Although total and even major partial system failures are rare, utilities still need to be prepared to respond to them by developing detailed and robust service restoration plans. And because taking real-time measurements of these plans is simply not feasible, some utilities have turned to computational modeling to simulate and measure restoration performance without interrupting service. National Grid UK, the electricity transmission system owner for England and Wales and the system operator for all of Great Britain, uses @RISK’s probabilistic modeling techniques to measure network restoration performance in a variety of simulated failure scenarios. In other words, if the system, or part of it, somehow breaks down, the people at the utility want to know what, and how long, it will take to get it working again, and what the challenges will be along the way.
National Grid plc, which also currently owns four of England's eight gas distribution networks, actually started using @RISK in 2008 to address an industry concern on distribution network resilience requirements, specifically the usefulness of equipping key electricity substations with diesel and battery back-up capabilities. The answer, a resounding "yes," led to an agreement between network owners and regulators resulting in a major investment and industry-wide deployment.

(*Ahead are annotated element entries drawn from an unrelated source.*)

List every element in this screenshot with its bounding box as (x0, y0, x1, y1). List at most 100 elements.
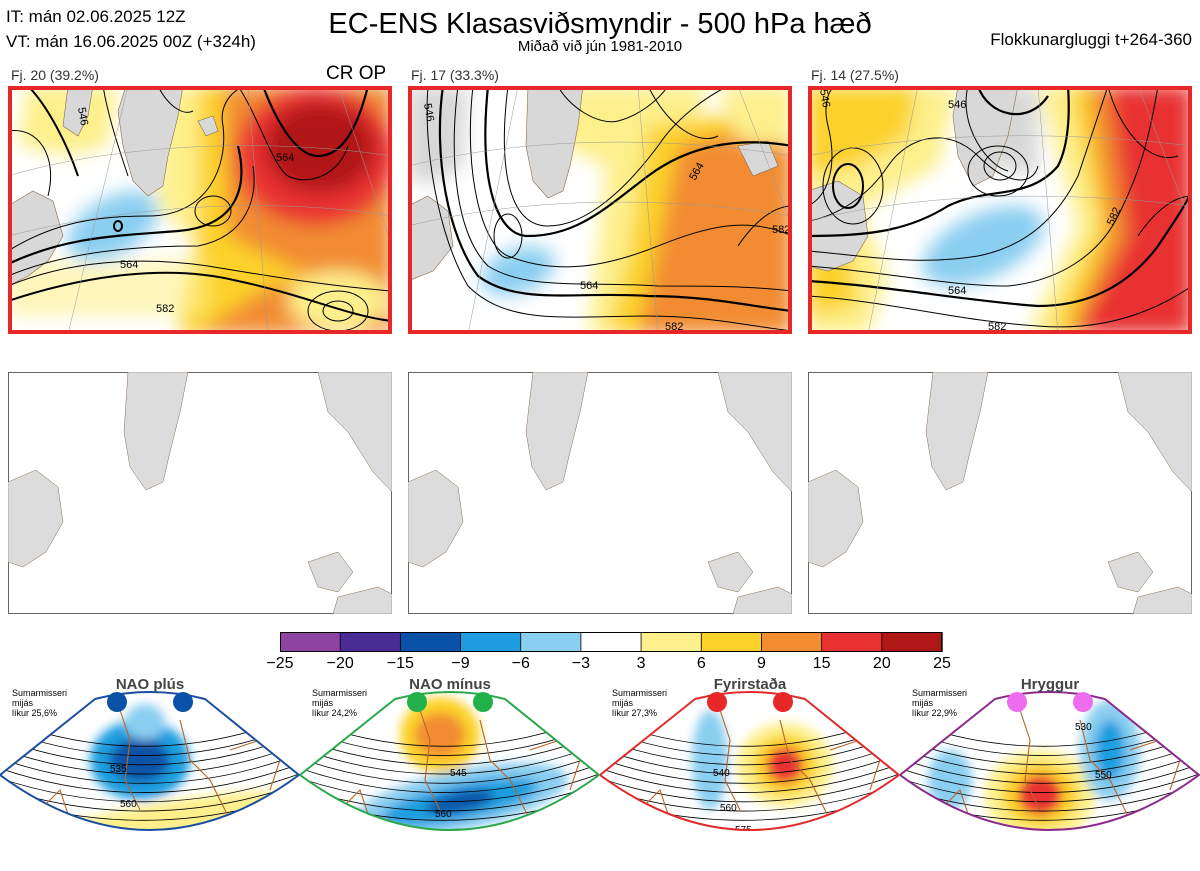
height-contour (0, 759, 299, 793)
coastline (39, 709, 281, 830)
anomaly-blob (125, 704, 165, 740)
land-masses (8, 86, 219, 287)
regime-map-2: 545 560 575 (300, 691, 600, 855)
colorbar-cell (700, 632, 763, 652)
height-contour (600, 749, 899, 784)
empty-map-3 (808, 372, 1192, 614)
regime-map-3: 540 560 575 (600, 691, 900, 831)
colorbar-cell (280, 632, 341, 652)
land-masses (408, 372, 792, 614)
contour-label: 546 (75, 106, 90, 126)
contour-label: 545 (450, 768, 467, 779)
colorbar-cell (881, 632, 943, 652)
contour-label: 560 (120, 799, 137, 810)
height-contours (808, 86, 1192, 328)
land-masses (808, 86, 1019, 272)
regime-marker-dot (473, 692, 493, 712)
contour-label: 582 (772, 224, 790, 236)
regime-map-4: 530 550 575 (900, 691, 1200, 861)
height-contour (300, 759, 599, 793)
colorbar-tick-label: 20 (872, 655, 891, 672)
regime-info-line: líkur 25,6% (12, 708, 58, 718)
regime-title: Hryggur (1020, 676, 1080, 693)
coastline (939, 709, 1181, 830)
regime-info-line: Sumarmisseri (612, 688, 668, 698)
height-contour (0, 749, 299, 784)
anomaly-blob (1014, 849, 1046, 861)
regime-info: Sumarmisseri mijás líkur 24,2% (312, 688, 367, 718)
sector-frame (600, 691, 900, 831)
regime-marker-dot (707, 692, 727, 712)
classification-window: Flokkunargluggi t+264-360 (990, 30, 1192, 49)
coastline (339, 709, 581, 830)
anomaly-blob (415, 713, 465, 757)
regime-info-line: Sumarmisseri (312, 688, 368, 698)
contour-label: 564 (948, 285, 966, 297)
height-contour (300, 749, 599, 784)
sector-frame (300, 691, 600, 831)
contour-label: 575 (445, 844, 462, 855)
height-contour (900, 739, 1199, 775)
colorbar-cell (821, 632, 883, 652)
regime-title: NAO plús (115, 676, 185, 693)
cluster-3-label: Fj. 14 (27.5%) (811, 67, 899, 83)
height-contour (600, 759, 899, 793)
contour-label: 582 (156, 303, 174, 315)
regime-marker-dot (107, 692, 127, 712)
sector-frame (900, 691, 1200, 831)
anomaly-blob (767, 747, 803, 783)
height-contour (600, 769, 899, 803)
anomaly-blob (928, 750, 972, 810)
height-contour (0, 769, 299, 803)
page-subtitle: Miðað við jún 1981-2010 (517, 38, 683, 55)
regime-title: Fyrirstaða (713, 676, 787, 693)
regime-marker-dot (1007, 692, 1027, 712)
anomaly-blob (110, 738, 170, 782)
regime-info-line: líkur 22,9% (912, 708, 958, 718)
contour-label: 564 (276, 152, 294, 164)
cluster-1-label: Fj. 20 (39.2%) (11, 67, 99, 83)
anomaly-blob (425, 789, 495, 815)
page-title: EC-ENS Klasasviðsmyndir - 500 hPa hæð (328, 8, 872, 40)
colorbar-tick-label: −20 (326, 655, 354, 672)
anomaly-blob (692, 710, 728, 810)
colorbar-cell (761, 632, 823, 652)
contour-label: 560 (435, 809, 452, 820)
height-contour (900, 749, 1199, 784)
anomaly-shading (408, 86, 792, 334)
colorbar-tick-label: 9 (757, 655, 766, 672)
regime-info-line: mijás (912, 698, 934, 708)
cluster-frame (808, 86, 1192, 334)
contour-label: 546 (948, 99, 966, 111)
colorbar-cell (339, 632, 402, 652)
colorbar-cell (580, 632, 642, 652)
colorbar-cell (520, 632, 582, 652)
colorbar-tick-label: −6 (511, 655, 530, 672)
contour-label: 560 (720, 803, 737, 814)
contour-label: 550 (1095, 770, 1112, 781)
height-contour (900, 769, 1199, 803)
graticule (408, 86, 792, 334)
sector-frame (0, 691, 300, 831)
contour-label: 535 (110, 764, 127, 775)
contour-label: 546 (817, 88, 832, 108)
regime-info-line: líkur 24,2% (312, 708, 358, 718)
regime-info: Sumarmisseri mijás líkur 25,6% (12, 688, 67, 718)
cluster-2-map: 546 564 564 582 582 (408, 86, 792, 334)
colorbar-tick-label: −15 (386, 655, 414, 672)
regime-map-1: 535 560 (0, 691, 300, 831)
height-contour (0, 739, 299, 775)
regime-marker-dot (407, 692, 427, 712)
colorbar-tick-label: 6 (696, 655, 706, 672)
colorbar-tick-label: 15 (812, 655, 831, 672)
land-masses (8, 372, 392, 614)
regime-info-line: Sumarmisseri (12, 688, 68, 698)
empty-map-1 (8, 372, 392, 614)
graticule (808, 86, 1192, 334)
valid-time: VT: mán 16.06.2025 00Z (+324h) (6, 32, 256, 51)
cluster-2-label: Fj. 17 (33.3%) (411, 67, 499, 83)
height-contour (600, 739, 899, 775)
coastline (639, 709, 881, 830)
cluster-3-map: 546 546 564 582 582 (808, 86, 1192, 334)
land-masses (408, 86, 779, 282)
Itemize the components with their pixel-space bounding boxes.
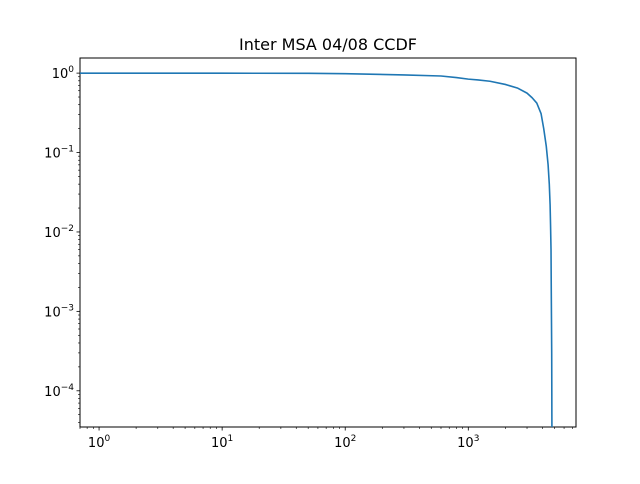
chart-title: Inter MSA 04/08 CCDF <box>239 35 417 54</box>
y-tick-label: 10−3 <box>44 303 74 320</box>
x-tick-label-base: 10 <box>88 436 105 451</box>
x-tick-label: 101 <box>211 434 233 451</box>
y-tick-label-base: 10 <box>44 385 61 400</box>
y-tick-label-base: 10 <box>44 305 61 320</box>
series-layer <box>80 73 552 427</box>
x-tick-label-exponent: 3 <box>474 434 480 444</box>
ccdf-series-line <box>80 73 552 427</box>
x-tick-label: 102 <box>334 434 356 451</box>
y-tick-label-exponent: 0 <box>68 65 74 75</box>
x-tick-label-base: 10 <box>211 436 228 451</box>
y-tick-label-base: 10 <box>44 226 61 241</box>
x-tick-label-base: 10 <box>334 436 351 451</box>
x-tick-label: 103 <box>457 434 479 451</box>
x-tick-label-base: 10 <box>457 436 474 451</box>
y-tick-label-base: 10 <box>52 67 69 82</box>
x-tick-label-exponent: 2 <box>351 434 357 444</box>
x-tick-label-exponent: 0 <box>104 434 110 444</box>
y-tick-label: 10−2 <box>44 224 74 241</box>
y-tick-label: 10−4 <box>44 383 74 400</box>
y-tick-label: 100 <box>52 65 75 82</box>
y-tick-label-exponent: −1 <box>61 145 74 155</box>
plot-area-frame <box>80 58 576 427</box>
y-tick-label-exponent: −3 <box>61 303 74 313</box>
y-tick-label-base: 10 <box>44 147 61 162</box>
x-tick-label-exponent: 1 <box>228 434 234 444</box>
x-tick-label: 100 <box>88 434 111 451</box>
y-tick-label: 10−1 <box>44 145 74 162</box>
y-tick-label-exponent: −2 <box>61 224 74 234</box>
y-tick-label-exponent: −4 <box>61 383 75 393</box>
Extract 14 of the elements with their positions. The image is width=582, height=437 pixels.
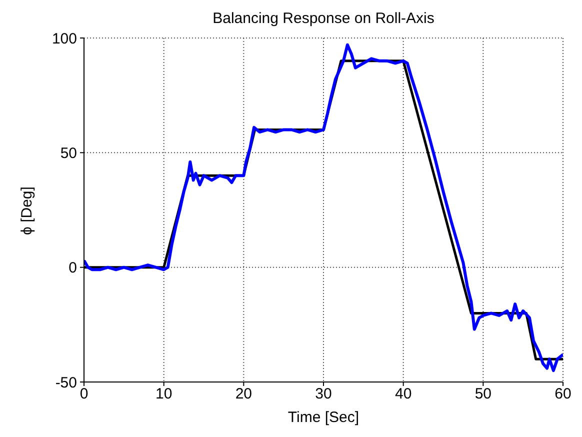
x-tick-label: 30	[315, 386, 332, 403]
x-tick-label: 20	[235, 386, 252, 403]
x-axis-title: Time [Sec]	[288, 409, 360, 426]
x-tick-label: 0	[80, 386, 88, 403]
x-tick-label: 10	[155, 386, 172, 403]
x-tick-label: 50	[474, 386, 492, 403]
y-tick-label: -50	[55, 374, 77, 392]
x-tick-label: 60	[554, 386, 572, 403]
y-tick-label: 50	[60, 144, 77, 162]
chart-title: Balancing Response on Roll-Axis	[212, 10, 436, 27]
y-tick-label: 100	[52, 30, 77, 48]
y-axis-title: ϕ [Deg]	[18, 186, 36, 235]
x-tick-label: 40	[394, 386, 412, 403]
y-tick-label: 0	[68, 260, 77, 277]
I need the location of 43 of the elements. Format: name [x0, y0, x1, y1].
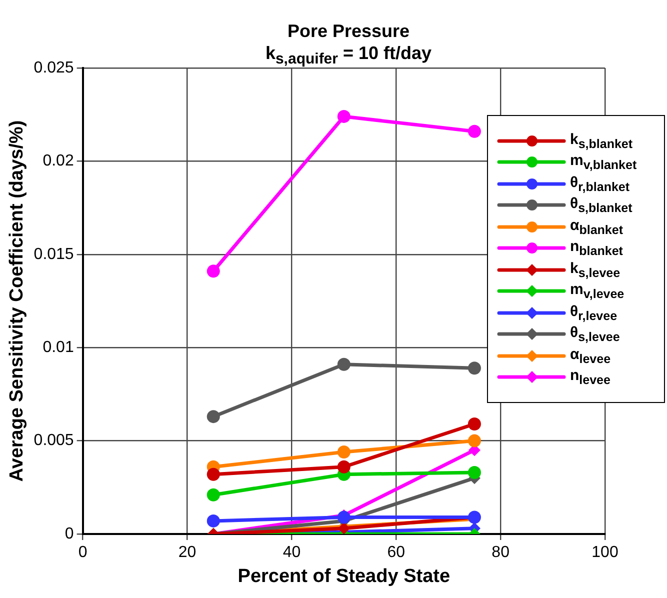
y-tick-label: 0	[64, 525, 74, 542]
point	[337, 510, 350, 524]
x-tick-label: 80	[492, 544, 510, 562]
point	[468, 124, 481, 138]
legend-label: n$_{blanket}$	[570, 238, 623, 258]
legend-label: θ$_{s,blanket}$	[570, 195, 632, 216]
legend-label: α$_{levee}$	[570, 346, 611, 366]
point	[337, 460, 350, 474]
y-tick-label: 0.01	[42, 339, 74, 356]
point	[468, 466, 481, 479]
point	[206, 514, 220, 528]
x-axis-title: Percent of Steady State	[238, 566, 450, 587]
y-tick-label: 0.025	[34, 59, 74, 76]
point	[468, 434, 481, 448]
y-axis-title: Average Sensitivity Coefficient (days/%)	[6, 120, 28, 482]
y-tick-label: 0.015	[34, 246, 74, 263]
y-tick-label: 0.005	[34, 432, 74, 450]
x-tick-label: 20	[178, 544, 196, 562]
legend-label: m$_{v,blanket}$	[570, 152, 637, 172]
legend-label: θ$_{s,levee}$	[570, 324, 620, 344]
point	[337, 110, 350, 123]
x-tick-label: 0	[78, 544, 88, 562]
y-tick-label: 0.02	[42, 152, 74, 170]
legend-label: θ$_{r,levee}$	[570, 302, 618, 323]
chart-title: Pore Pressure	[286, 20, 411, 42]
point	[337, 445, 350, 458]
point	[206, 468, 220, 481]
legend-label: n$_{levee}$	[570, 367, 610, 388]
chart-subtitle: k$_{s,aquifer}$ = 10 ft/day	[264, 42, 433, 70]
legend-label: α$_{blanket}$	[570, 216, 623, 237]
legend-label: m$_{v,levee}$	[570, 281, 624, 302]
point	[206, 488, 220, 502]
point	[337, 358, 350, 371]
point	[206, 264, 220, 278]
legend-label: k$_{s,blanket}$	[570, 130, 633, 151]
legend-label: k$_{s,levee}$	[570, 260, 620, 280]
point	[468, 362, 481, 375]
point	[206, 410, 220, 424]
point	[468, 418, 481, 431]
x-tick-label: 100	[592, 544, 618, 562]
legend-label: θ$_{r,blanket}$	[570, 174, 630, 194]
x-tick-label: 40	[282, 544, 301, 562]
x-tick-label: 60	[387, 544, 406, 562]
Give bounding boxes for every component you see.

Simulating Restoration Performance
For the past several years, however, systems engineer Simon Waters, National Grid’s in-house modeling expert, focuses principally on restoration planning. His work revolves around using @RISK to simulate and measure network restoration performance for a range of failure scenarios using the key technical, operational and human factors associated with adverse sets of circumstances.
“Fortunately, electrical energy (MWh) and time (hours, minutes) are units that lend themselves to numerical representation, so it is all the other less obvious factors that are developed using @RISK functions,” Waters says.
Great Britain maintains a comprehensive package of plans to deal with a wide range of failure scenarios, ranging from extreme weather events to deliberate malicious attacks, including cyber attacks, and National Grid and other utilities must be able to respond to each quickly and effectively. Since most utilities cannot shut their systems down to perform restoration exercises, simulations using data from operational experience and industry-based rehearsals were for many years the sole source of information used to inform planning and decision-making. But the results were limited and lacking in detail. Today, at National Grid, @RISK is used for its sampling ability and to run simulations to map the overall restoration performance against a wide range of uncertainties and conditions.
“The ability to model a wide variety of uncertainties and to run Monte Carlo type simulations has given significant insight into what is effectively uncharted waters,” Waters says. “The results provide a credible set of performance measures against which power congestion points can be identified, investment decisions considered or plans adapted to optimize deployment and efficiency.” The work has been undertaken in collaboration with a range of industry parties and government departments to inform industry and formulate policy.
Systems Engineer, National Grid UK
Priming the Model
National Grid’s model captures all the pertinent engineering, operational and human factors associated with agreed industry restoration processes and the prevailing state of the market. Each model restoration simulation uses approximately 12,000 @RISK samples and a host of other data, and Waters typically runs 5,000 samples to map the wider solution space. The model picks at random an hour in the year in which a total network shutdown is assumed to have occurred. This is used as a key to select necessary data to prime the model with a wide variety of background information including national demand projections, the operational state of each generator set connected to the transmission system, the condition of the transmission network, the state of telecommunications equipment, the state of control room resources, the state of hydroelectric and pumped storage stations, the nature of wind generation and various other operational, failure rate statistics and external variables.
The model produces a range of output graphs and statistics that illustrate the wider performance envelope of the system’s restoration capability. These can be seen on both a national and regional level indicating how quickly electricity supplies may be reestablished. The model also provides a wealth of information on fuel requirements and how to optimize flexible generation resources. Changes in the generation fleet or regional plans can then be explored to optimize resources and/or measure their relative value ahead of time. Other output files produced include data on nationally unsupplied energy, impact to the nation’s GDP, how to best share resources across the system, and implications for particular generation sites.
Adapting to Future Needs
The project, Waters says, is very much an ongoing one, with recent work involving the measuring of variations in restoration performance from 2008 to 2016 in light of changes to a generation fleet that is moving away from coal and gas towards renewable energy sources like wind and solar power, as well as the undertaking of zonal comparisons and plan optimization to make the best use of available resources (i.e. how one area of the country compares to the other and how to make the best use of current resources). Moreover, with growing internal and external interest, Waters fully expects to be a busy man for the foreseeable future.
“We want to be able to prime the model with future market projections in areas like generation fleet changes, demand level trends, and to forecast likely future conditions as well.” He also hopes to be able to extend the analysis to capture the likelihood of an event, the cost/benefit of service options and possibly “least worst regret” analysis. Then there are the needs of government and regulators expressing interest in using the models to set and monitor a new national standard for restoration capability.
The National Grid restoration performance project provides insight into an area that no one wants to learn about first hand. And it all adds up to a lot of work indeed for something that everyone hopes will never have to be put into real-world practice. But it’s an absolutely vital exercise in this increasingly unpredictable day and age. Forewarned, as they say, is forearmed.